DC Dog Bite Injuries

A person cannot sue a dog owner if their pet barks at them, but they can sue if it bites them or jumps on them causing injury. In cases involving DC dog bite injuries, compensation is dependent on the severity of the harm one has suffered. There is a big difference between someone getting bit on the arm and having a little cut and someone losing a limb as a result of a bite. For more information on how to file for damages, contact an experienced dog bite lawyer.

Examples of Dog Bite Injuries

DC dog bite injuries are the most common canine-related injuries. Occasionally a person will get mauled and the dog will actually sink their teeth into certain parts of the body and cause lacerations to the skin, bleeding, or infections. People can also develop rabies from a dog bite. In extreme cases, there can be losses of limbs and even death.

Degrees of Severity

The injuries range from just a nibble or minor bite to potentially disfigurement or even death. The injuries really can run the gamut from very minor to incredibly catastrophic.
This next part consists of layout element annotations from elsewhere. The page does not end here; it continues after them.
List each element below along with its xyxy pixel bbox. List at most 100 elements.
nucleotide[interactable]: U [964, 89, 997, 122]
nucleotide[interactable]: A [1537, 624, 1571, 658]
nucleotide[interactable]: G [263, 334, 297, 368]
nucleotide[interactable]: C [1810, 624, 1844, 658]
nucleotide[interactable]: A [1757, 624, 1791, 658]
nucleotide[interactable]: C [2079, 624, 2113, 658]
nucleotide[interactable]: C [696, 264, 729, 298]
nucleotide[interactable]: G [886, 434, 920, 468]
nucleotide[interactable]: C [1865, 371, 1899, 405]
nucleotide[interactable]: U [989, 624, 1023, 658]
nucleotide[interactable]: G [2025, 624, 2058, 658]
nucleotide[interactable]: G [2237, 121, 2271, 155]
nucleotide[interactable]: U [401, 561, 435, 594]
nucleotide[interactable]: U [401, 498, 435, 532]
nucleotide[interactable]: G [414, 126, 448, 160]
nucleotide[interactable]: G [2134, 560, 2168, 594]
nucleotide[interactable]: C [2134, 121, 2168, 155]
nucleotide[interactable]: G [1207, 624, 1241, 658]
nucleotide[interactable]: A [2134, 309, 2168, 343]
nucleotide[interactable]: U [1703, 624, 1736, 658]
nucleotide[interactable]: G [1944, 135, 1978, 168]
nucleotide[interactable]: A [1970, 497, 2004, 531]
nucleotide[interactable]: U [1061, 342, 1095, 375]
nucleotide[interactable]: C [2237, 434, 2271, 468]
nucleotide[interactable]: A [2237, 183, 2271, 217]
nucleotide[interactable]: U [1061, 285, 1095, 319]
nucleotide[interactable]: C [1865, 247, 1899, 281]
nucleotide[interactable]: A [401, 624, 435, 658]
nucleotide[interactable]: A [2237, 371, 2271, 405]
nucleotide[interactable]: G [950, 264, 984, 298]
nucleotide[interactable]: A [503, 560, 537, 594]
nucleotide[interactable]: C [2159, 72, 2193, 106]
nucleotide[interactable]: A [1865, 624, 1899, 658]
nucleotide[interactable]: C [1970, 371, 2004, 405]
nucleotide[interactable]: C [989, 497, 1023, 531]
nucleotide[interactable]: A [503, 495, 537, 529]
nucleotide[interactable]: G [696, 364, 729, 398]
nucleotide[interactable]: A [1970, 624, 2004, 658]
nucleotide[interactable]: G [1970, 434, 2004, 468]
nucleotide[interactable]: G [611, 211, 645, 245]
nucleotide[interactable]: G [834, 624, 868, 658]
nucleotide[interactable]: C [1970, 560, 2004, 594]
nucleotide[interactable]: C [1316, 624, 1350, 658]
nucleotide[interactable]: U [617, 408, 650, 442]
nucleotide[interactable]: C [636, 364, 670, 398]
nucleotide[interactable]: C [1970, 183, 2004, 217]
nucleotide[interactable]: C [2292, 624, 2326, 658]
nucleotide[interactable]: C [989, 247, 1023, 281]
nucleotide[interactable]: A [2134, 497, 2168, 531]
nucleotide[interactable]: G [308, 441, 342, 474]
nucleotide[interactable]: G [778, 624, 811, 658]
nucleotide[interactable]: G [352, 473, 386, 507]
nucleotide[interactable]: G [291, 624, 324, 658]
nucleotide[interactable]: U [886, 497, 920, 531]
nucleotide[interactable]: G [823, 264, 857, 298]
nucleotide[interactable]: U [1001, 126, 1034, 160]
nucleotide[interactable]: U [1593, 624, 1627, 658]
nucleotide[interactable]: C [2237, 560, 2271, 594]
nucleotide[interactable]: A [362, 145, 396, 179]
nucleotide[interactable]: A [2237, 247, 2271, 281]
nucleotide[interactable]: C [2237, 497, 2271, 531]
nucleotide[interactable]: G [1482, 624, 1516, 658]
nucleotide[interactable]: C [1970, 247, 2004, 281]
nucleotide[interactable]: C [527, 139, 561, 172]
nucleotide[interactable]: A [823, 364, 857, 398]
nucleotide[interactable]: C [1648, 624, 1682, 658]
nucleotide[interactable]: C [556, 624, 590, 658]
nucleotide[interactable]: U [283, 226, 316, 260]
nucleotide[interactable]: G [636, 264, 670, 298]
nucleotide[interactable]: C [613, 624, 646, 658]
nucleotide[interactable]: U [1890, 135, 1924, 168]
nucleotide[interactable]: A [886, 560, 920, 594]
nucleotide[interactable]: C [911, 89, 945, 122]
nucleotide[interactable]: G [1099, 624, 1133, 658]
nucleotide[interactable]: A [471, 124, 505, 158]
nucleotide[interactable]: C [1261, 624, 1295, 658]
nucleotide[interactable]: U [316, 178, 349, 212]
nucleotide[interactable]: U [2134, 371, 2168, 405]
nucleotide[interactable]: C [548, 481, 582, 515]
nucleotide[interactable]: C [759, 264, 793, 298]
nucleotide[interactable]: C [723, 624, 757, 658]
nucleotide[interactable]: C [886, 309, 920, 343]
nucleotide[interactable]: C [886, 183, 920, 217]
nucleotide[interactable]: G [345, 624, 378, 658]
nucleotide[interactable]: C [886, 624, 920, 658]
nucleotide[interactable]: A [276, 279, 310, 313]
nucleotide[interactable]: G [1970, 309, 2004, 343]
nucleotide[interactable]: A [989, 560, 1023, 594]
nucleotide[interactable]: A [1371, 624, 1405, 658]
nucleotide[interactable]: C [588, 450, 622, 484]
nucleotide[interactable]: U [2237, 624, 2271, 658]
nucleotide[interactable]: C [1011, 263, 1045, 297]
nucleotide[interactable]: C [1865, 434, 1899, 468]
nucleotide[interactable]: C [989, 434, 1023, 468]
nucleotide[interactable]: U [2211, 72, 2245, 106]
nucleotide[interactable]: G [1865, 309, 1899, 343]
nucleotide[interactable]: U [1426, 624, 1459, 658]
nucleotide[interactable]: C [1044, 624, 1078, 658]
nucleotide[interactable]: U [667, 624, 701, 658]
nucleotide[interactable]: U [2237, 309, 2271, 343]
Common injuries you will see include drawing blood and breaking of the skin. In extreme cases a dog will bite someone so bad that an infection develops, which occasionally causes a need for amputation.

Various Recovery Options

Unfortunately, DC law is not very favorable to victims of dog injuries when it comes to recovery options. A person will typically be able to sue an owner of a dog.

A person will typically have a claim against the owner of the premises where the injury occurred and against their assets. However, it is hard to sue a landlord for DC dog bite injuries that occur on their property.

Possible Prevention of Permanent Damage

One of the most significant precautionary measures someone will have to undergo following DC dog bite injuries will be getting a rabies shot. Owners of a dog are required to have paperwork detailing their dog’s rabies information. If the owner cannot be found or the paperwork is not produced for some other reason, the person who was bit must undergo rabies shots. These are invasive shots that occur over the course of a month.

Overall, they have to undergo a series of eight injections, one to the site of the bite, as well as two in their stomach, and one in their hip. Then they must get three more injections within three weeks after that. Another precautionary measure is to make sure to keep the wound clean, whether that is with hydrogen peroxide or soap and water.

Some of the lasting effects seen from a dog bite can include scarring or rabies. If someone loses a limb that will obviously severely impact the rest of their life. If someone develops rabies they will require constant treatment and monitoring and could even have to be quarantined.